One Summer: America, 1927 - Bill Bryson

This book was really interesting, I had no idea all of these things happened in one summer and how huge and impact a lot these events had. In covering the events of 1927, Bryson discusses events before and after 1927 that have a relevant impact on the story giving us a more complete view of the individuals who played such a large role in our social climate. While I appreciated a more complete view, I found the way this story was written to be a bit disjointed at times and slow. I think that some of the more in depth information wasn’t wrapped into the book well which added to the slow feeling (the section on Fordlandia comes to mind, it’s interesting but feels like it doesn’t belong in the book).

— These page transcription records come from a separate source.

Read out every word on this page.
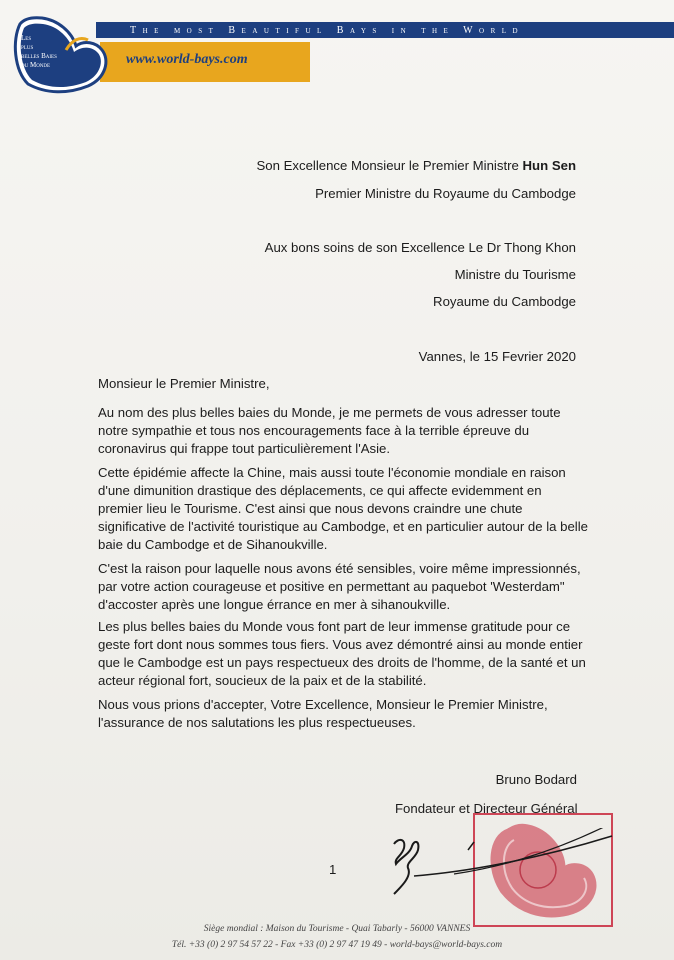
The most Beautiful Bays in the World
www.world-bays.com
Les
plus
belles Baies
du Monde
Son Excellence Monsieur le Premier Ministre Hun Sen
Premier Ministre du Royaume du Cambodge
Aux bons soins de son Excellence Le Dr Thong Khon
Ministre du Tourisme
Royaume du Cambodge
Vannes, le 15 Fevrier 2020
Monsieur le Premier Ministre,
Au nom des plus belles baies du Monde, je me permets de vous adresser toute
notre sympathie et tous nos encouragements face à la terrible épreuve du
coronavirus qui frappe tout particulièrement l'Asie.
Cette épidémie affecte la Chine, mais aussi toute l'économie mondiale en raison
d'une dimunition drastique des déplacements, ce qui affecte evidemment en
premier lieu le Tourisme. C'est ainsi que nous devons craindre une chute
significative de l'activité touristique au Cambodge, et en particulier autour de la belle
baie du Cambodge et de Sihanoukville.
C'est la raison pour laquelle nous avons été sensibles, voire même impressionnés,
par votre action courageuse et positive en permettant au paquebot 'Westerdam"
d'accoster après une longue érrance en mer à sihanoukville.
Les plus belles baies du Monde vous font part de leur immense gratitude pour ce
geste fort dont nous sommes tous fiers. Vous avez démontré ainsi au monde entier
que le Cambodge est un pays respectueux des droits de l'homme, de la santé et un
acteur régional fort, soucieux de la paix et de la stabilité.
Nous vous prions d'accepter, Votre Excellence, Monsieur le Premier Ministre,
l'assurance de nos salutations les plus respectueuses.
Bruno Bodard
Fondateur et Directeur Général
1
Siège mondial : Maison du Tourisme - Quai Tabarly - 56000 VANNES
Tél. +33 (0) 2 97 54 57 22 - Fax +33 (0) 2 97 47 19 49 - world-bays@world-bays.com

I listened to this on audiobook in two sessions and I think if I had read this book in smaller chunks reading one person’s story then setting it down and coming back to it I think I would have enjoyed this more.

Paper Girls Volume 2

Paper Girls Volume 2 - Brian K. Vaughan

I loved this volume of Paper Girls. I liked that we started finding more about what is going on in this world. The only thing that kept this from being a 5 stars from me is that I still don’t feel like we learned enough. I can’t wait for volume 3 and finding out more but it’s going to be so long before we get it ughhhh.

Julie and Julia

Julie and Julia : 365 Days, 524 Recipes, 1 Tiny Apartment Kitchen - Julie Powell

I listened to this book, found out it was abridged, came home and read the physical book from my TBR shelf. The idea of Julie’s blog, and from that this book, is something that I was really on board for. The actualization of the book though was a bit painful. It is very easy to see how Julie’s blog did well in the digital medium in a time when blogs weren’t as common. Reading the book felt like I was reading a blog which sort of worked for a memoir, but only sort of. I spent a lot of time in this book wanting to shout “GO TO THERAPY!!!” because a lot of the things that she discusses about her personal life are huge red flags, and honestly write the events of her next book “Cleaving” on the wall. The audiobook cuts out a lot of the more personal things about Julie and her friends which both helps because you lose a lot of the Cleaving foreshadowing, but also cuts out some a lot of friendship and New York atmosphere, which is both helpful and harmful to this story. I thought Julie’s friends were some of the best parts of this story but also it gave a book that was supposed to be about cooking and turned it into Sex in (Long Island) City. Also the way she talked about the status of her apartment made me curious as to why anyone ever ate anything from that kitchen. I wanted to like this book, and it flopped really hard for me.